American politics has traditionally been about finding the middle of a given road, even if the long-term goal is to shift where that middle may be. In recent years, however, partisan polarization has pushed both sides to extremes. This happened on the left in the realm of defunding the police and transgender policies in schools. But recently the right has been pushing back in overturning DEI initiatives and the avowed embrace of sexual difference in sports and traditional gender roles in family life.
One of the more striking developments in the presidential election of 2024 has been the struggle of each side to define the other as aberrant. In a way, this isn’t surprising, because, again, politics is about capturing the center. But implicitly or explicitly claiming the mantle of “normal”—regarded as suspect by those who tend to consider it an instrument of oppression—has been largely ceded to the right, which is less self-conscious in defining what’s acceptable. But ever since vice-presidential candidate Tim Walz used the term “weird” to describe MAGA Republicans last month (“These are weird people on the other side. They want to take books away. They want to be in your exam room”), there has been a determined effort for the left to define the right as outside the mainstream—a word that has not typically been part of the New York Times lexicon—on issues such as abortion. As progressive columnist Jamelle Bouie explained earlier this month, “Pete Buttigieg, the secretary of transportation, said [Donald] Trump was getting ‘older and stranger.’ Gov. Josh Shapiro of Pennsylvania called Trump ‘weird’ at a rally for Harris, as did Senator Chuck Schumer of New York, who also said that Vance was ‘erratic.’”

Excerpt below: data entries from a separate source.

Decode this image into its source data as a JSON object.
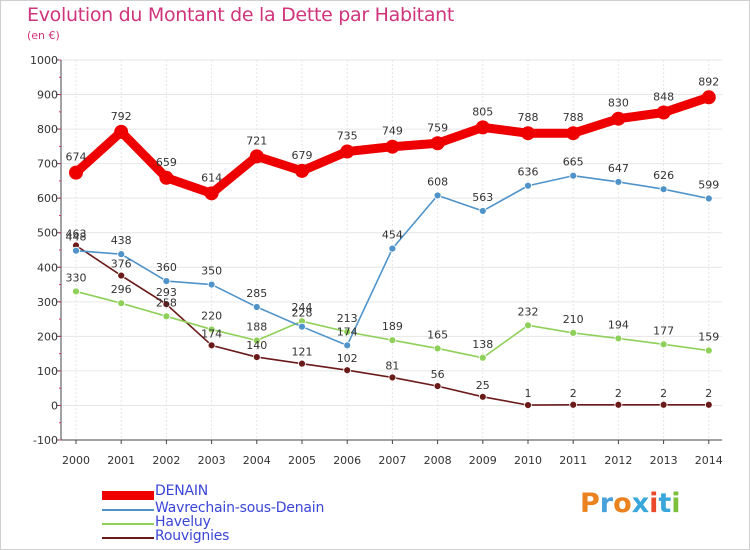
{
  "title": "Evolution du Montant de la Dette par Habitant",
  "subtitle": "(en €)",
  "logo": {
    "text": "Proxiti",
    "colors": [
      "#e9821f",
      "#4aa0d9",
      "#e9821f",
      "#3aa7db",
      "#e94b2a",
      "#3aa7db",
      "#7bbf3a"
    ]
  },
  "chart_data": {
    "type": "line",
    "title": "Evolution du Montant de la Dette par Habitant",
    "subtitle": "(en €)",
    "xlabel": "",
    "ylabel": "",
    "x": [
      "2000",
      "2001",
      "2002",
      "2003",
      "2004",
      "2005",
      "2006",
      "2007",
      "2008",
      "2009",
      "2010",
      "2011",
      "2012",
      "2013",
      "2014"
    ],
    "ylim": [
      -100,
      1000
    ],
    "yticks": [
      "-100",
      "0",
      "100",
      "200",
      "300",
      "400",
      "500",
      "600",
      "700",
      "800",
      "900",
      "1000"
    ],
    "grid": true,
    "legend_position": "bottom-left",
    "series": [
      {
        "name": "DENAIN",
        "color": "#ee0000",
        "values": [
          674,
          792,
          659,
          614,
          721,
          679,
          735,
          749,
          759,
          805,
          788,
          788,
          830,
          848,
          892
        ]
      },
      {
        "name": "Wavrechain-sous-Denain",
        "color": "#4f93c9",
        "values": [
          448,
          438,
          360,
          350,
          285,
          228,
          174,
          454,
          608,
          563,
          636,
          665,
          647,
          626,
          599
        ]
      },
      {
        "name": "Haveluy",
        "color": "#8fd05a",
        "values": [
          330,
          296,
          258,
          220,
          188,
          244,
          213,
          189,
          165,
          138,
          232,
          210,
          194,
          177,
          159
        ]
      },
      {
        "name": "Rouvignies",
        "color": "#6b1a1a",
        "values": [
          463,
          376,
          293,
          174,
          140,
          121,
          102,
          81,
          56,
          25,
          1,
          2,
          2,
          2,
          2
        ]
      }
    ]
  }
}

As some observers have noted, Democrats run the risk of the pot calling the kettle black. Drag queen reading hours for toddlers or sex changes for children are generally not considered conventional behavior, however earnestly some activists may wish to make them so. Someday they might be: yesterday’s outrage has often become tomorrow’s common sense. But perhaps the embrace of traditional normality is a healthy development in American politics and national life as a whole. Conventions may indeed restrict. They also liberate us from distracting self-obsessions that short-circuit the pursuit of the common good. Tolerance is important. But so is a thoughtful articulation, and willingness to honor, limits.